その旅行を充実したものにしていただくために一般診療所が学ぶべき点がすべてこの一冊に詰まっています。移動、高所、時差、感染症、慢性病、小児、妊婦等に関するリスク、旅行前に準備しておくこと、旅行中の対応方法など、医学部の専門科別の講義では得られない知識が、横断的にまとめられています。

本書の編集は、長年、日本航空株式会社において旅客・乗務員の医療・健康に携わり、また日本渡航医学会トラベルクリニック部会長としてご活躍されている大越裕文先生です。当方が外務省で医務官をしていた時代にバンコクでお会いし、機内での患者発生時の対応について講義を受けたのは、もう20年以上前になります。
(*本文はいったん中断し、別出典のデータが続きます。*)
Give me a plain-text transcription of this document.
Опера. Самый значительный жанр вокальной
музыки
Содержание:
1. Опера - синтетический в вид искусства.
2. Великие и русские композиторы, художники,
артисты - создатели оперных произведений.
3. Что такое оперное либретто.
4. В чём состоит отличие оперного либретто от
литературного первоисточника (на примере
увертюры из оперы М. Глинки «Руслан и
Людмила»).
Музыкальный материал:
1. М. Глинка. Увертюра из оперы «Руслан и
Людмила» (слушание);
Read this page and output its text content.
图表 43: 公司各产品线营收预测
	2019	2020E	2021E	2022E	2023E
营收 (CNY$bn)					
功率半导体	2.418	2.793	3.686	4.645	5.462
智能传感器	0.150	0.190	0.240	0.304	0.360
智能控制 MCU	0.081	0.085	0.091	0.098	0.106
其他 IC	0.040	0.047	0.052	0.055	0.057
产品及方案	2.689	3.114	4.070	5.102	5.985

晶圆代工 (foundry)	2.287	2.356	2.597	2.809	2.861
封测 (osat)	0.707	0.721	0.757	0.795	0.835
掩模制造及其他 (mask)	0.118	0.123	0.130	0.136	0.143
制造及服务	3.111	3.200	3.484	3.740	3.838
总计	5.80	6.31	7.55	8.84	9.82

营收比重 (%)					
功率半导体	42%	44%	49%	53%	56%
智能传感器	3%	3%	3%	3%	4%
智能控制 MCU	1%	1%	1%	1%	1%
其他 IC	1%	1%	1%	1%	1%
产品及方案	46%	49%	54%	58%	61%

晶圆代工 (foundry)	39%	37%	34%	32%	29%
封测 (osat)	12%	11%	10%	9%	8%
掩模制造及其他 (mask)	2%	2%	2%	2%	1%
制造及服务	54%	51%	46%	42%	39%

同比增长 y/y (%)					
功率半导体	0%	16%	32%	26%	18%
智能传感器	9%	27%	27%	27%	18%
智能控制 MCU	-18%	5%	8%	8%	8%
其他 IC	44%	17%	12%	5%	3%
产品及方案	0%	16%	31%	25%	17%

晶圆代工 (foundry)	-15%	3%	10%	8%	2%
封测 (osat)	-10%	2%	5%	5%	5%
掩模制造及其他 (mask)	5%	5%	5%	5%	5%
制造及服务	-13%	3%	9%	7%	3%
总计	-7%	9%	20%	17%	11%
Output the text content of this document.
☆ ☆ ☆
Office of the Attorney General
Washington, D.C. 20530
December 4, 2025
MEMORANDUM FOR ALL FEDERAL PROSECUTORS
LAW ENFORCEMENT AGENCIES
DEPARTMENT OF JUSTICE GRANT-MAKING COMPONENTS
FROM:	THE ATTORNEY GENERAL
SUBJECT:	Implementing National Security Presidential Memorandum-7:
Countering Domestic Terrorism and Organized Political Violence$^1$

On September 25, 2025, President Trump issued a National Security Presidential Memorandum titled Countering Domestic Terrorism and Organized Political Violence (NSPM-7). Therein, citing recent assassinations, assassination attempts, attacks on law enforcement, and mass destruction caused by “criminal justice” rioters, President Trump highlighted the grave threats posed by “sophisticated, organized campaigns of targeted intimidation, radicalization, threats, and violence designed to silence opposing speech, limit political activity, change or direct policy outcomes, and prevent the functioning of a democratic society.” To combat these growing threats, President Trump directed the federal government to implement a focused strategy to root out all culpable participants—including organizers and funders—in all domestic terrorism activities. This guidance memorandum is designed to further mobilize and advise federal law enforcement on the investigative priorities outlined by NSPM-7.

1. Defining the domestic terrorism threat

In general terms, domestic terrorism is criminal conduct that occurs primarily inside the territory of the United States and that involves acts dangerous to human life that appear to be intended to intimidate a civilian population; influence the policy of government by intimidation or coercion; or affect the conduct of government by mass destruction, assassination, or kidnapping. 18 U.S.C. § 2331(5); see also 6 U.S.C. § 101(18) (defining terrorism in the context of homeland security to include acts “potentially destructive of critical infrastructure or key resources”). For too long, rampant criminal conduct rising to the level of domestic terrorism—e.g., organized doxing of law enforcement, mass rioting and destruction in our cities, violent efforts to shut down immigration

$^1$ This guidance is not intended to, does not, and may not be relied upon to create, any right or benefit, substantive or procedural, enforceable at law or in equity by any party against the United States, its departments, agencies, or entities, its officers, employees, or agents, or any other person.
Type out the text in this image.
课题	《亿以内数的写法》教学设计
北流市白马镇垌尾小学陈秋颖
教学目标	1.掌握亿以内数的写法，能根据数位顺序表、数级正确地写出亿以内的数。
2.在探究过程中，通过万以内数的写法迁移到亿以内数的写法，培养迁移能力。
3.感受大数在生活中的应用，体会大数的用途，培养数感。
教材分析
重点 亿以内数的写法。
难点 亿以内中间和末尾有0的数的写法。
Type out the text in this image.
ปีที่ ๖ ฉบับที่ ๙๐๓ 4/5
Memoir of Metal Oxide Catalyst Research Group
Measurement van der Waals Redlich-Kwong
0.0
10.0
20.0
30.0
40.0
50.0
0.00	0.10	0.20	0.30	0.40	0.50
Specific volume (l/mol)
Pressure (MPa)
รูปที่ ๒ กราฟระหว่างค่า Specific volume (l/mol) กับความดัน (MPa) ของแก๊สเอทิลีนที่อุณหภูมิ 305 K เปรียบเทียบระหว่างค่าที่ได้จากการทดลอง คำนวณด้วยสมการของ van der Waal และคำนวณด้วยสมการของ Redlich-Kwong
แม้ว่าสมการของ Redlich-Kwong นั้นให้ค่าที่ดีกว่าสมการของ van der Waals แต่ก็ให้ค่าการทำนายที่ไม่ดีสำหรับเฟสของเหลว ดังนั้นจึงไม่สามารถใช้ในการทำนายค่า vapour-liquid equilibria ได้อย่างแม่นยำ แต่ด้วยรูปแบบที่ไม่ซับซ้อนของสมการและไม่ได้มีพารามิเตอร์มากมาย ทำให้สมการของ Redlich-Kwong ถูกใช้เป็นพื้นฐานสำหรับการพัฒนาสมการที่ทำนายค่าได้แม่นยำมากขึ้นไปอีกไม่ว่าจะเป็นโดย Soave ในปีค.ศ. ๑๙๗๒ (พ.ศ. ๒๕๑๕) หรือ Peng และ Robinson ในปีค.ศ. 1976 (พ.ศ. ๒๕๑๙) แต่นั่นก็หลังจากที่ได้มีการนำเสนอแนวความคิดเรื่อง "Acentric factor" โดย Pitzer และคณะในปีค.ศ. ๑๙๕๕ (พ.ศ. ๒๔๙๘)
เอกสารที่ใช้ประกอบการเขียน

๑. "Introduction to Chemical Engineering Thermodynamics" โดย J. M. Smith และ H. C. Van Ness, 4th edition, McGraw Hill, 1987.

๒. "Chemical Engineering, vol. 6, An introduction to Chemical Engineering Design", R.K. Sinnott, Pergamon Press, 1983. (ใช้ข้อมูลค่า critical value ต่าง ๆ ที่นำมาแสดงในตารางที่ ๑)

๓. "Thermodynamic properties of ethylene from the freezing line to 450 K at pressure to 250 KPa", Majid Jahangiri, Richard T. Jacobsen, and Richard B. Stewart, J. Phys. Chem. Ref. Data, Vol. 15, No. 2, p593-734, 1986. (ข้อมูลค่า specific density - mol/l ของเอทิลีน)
それ以来、学会ほか勉強会の場で、いつもご指導いただいています。

執筆陣ですが、本当に素晴らしいです。渡航医学の世界で長年尽力されてきた先生方に加え、実際の臨床現場で対応されている先生方が、それぞれの専門分野の疾患対策について執筆しています。

巻末に資料編として関連WEBサイト一覧が記載されており、随時最新情報を得ることができます。さらに、一般臨床の先生方にはやや馴染みのない、渡航時の英文紹介状などが掲載されていますので、たいへん便利かと思います。ぜひ、ご利用ください。

外国への渡航が自由になるのはもう少し先かもしれません。それでも、日本のパスポートで査証取得なく渡航できる国の数は191カ国であり、2020年現在世界第1位です(Henley & Partners調べ)。ぜひ、若い人たちには世界に飛び出していただきたいと思っています。この書籍がその手助けになるためには、いわゆるトラベルクリニックのみならず、すべての診療所に教科書としておかれている必要があります。本書が若人や企業の世界進出、さらに国際協調の一助となるように期待しています。